According to Dr. Gottlieb, "this is a phenomenal result. This is a profound game-changer that we have an oral pill that had this kind of effect on patients who are already symptomatic."
Dr. Gottlieb also pointed out that the team that developed the drug "also invented the first successful antibody against ebola so this is a very good drug-development team."
"And remember we have two other drugs in development one by Pfizer (where Dr. Gottlieb serves on the board) and the other by Roches," he said.
Patients won't be taking the drug for very long, typically around five days, which means "the safety profile is probably pretty good," Dr. Gottlieb said.

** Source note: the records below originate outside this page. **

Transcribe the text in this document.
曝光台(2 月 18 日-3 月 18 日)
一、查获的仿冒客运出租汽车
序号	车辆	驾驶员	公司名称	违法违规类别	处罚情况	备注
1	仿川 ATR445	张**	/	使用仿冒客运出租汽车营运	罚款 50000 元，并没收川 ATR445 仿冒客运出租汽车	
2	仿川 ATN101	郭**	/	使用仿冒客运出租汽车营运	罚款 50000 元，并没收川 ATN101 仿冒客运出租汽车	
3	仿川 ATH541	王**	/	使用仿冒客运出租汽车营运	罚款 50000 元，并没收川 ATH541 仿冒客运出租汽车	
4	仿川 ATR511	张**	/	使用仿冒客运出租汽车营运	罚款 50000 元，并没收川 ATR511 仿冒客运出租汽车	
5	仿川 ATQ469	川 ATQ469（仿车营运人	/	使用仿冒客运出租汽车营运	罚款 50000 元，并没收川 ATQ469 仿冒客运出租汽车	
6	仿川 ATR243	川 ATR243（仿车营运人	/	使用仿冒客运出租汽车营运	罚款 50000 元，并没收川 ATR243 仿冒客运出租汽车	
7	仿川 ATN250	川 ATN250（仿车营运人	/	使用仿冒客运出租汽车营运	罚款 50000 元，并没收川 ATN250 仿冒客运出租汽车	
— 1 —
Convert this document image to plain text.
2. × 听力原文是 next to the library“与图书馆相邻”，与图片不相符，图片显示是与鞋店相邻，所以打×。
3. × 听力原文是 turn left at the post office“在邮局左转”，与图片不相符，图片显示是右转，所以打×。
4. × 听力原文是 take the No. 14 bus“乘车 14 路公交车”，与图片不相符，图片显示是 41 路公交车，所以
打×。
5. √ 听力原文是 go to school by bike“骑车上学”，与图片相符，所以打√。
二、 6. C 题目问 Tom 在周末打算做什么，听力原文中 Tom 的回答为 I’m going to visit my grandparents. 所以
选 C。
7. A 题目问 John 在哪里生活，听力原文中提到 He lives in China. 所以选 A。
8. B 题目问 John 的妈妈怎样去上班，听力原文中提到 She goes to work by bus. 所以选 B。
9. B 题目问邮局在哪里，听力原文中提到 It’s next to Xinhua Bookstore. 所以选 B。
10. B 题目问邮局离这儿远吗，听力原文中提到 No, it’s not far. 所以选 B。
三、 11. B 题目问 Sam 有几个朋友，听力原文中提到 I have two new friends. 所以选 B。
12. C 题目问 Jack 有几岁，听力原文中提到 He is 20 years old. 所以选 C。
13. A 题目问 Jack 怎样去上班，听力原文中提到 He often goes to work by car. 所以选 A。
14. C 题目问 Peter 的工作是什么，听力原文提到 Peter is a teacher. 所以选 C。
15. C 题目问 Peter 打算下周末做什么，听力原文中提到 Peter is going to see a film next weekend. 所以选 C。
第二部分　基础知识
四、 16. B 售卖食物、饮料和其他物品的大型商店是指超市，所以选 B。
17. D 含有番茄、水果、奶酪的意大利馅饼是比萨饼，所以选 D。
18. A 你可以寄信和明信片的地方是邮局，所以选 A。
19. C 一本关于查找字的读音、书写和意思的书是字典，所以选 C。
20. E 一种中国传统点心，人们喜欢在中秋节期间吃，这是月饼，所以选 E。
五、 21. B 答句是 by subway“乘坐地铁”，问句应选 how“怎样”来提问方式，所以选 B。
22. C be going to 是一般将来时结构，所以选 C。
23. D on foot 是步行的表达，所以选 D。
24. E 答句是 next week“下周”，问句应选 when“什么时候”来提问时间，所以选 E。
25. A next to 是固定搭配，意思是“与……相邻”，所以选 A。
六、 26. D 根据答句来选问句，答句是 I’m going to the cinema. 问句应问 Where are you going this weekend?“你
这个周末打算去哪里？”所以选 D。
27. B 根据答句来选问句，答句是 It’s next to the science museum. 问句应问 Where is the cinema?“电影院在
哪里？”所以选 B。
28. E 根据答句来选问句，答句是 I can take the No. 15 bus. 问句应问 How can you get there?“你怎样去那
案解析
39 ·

Per the NYT, "the Merck pill’s efficacy was lower than that of monoclonal antibody treatments, which mimic antibodies that the immune system generates naturally when fighting the virus. Those drugs have been in high demand recently, but they are expensive, are typically given intravenously, and have proved cumbersome and labor-intensive for hospitals and clinics to administer. Studies have shown that they reduce hospitalizations and deaths 70 to 85 percent in similar high-risk Covid patients."
The Merck drug is significantly chemically different from the Pfizer drug that's in its final round of studies, which means there's the possibility of creating a cocktail of anti-viral treatments for COVID. Merck has said it can produce 10MM pills by the end of this year, and Dr. Gottlieb said he expects they'll ramp up production quickly by partnering with other companies.
Merck partnered with a small firm called Ridgeback Biotherapeutics to develop the drug, which is called Molnupiravir. While the study results haven't yet been peer reviewed, at least one independent group of medical experts have given the research their blessing.
"This is a milestone in the fight against COVID," Dr. Gottlieb said.
So, is the prospect of a return to "normality" really on the table? I suppose we're about to find out.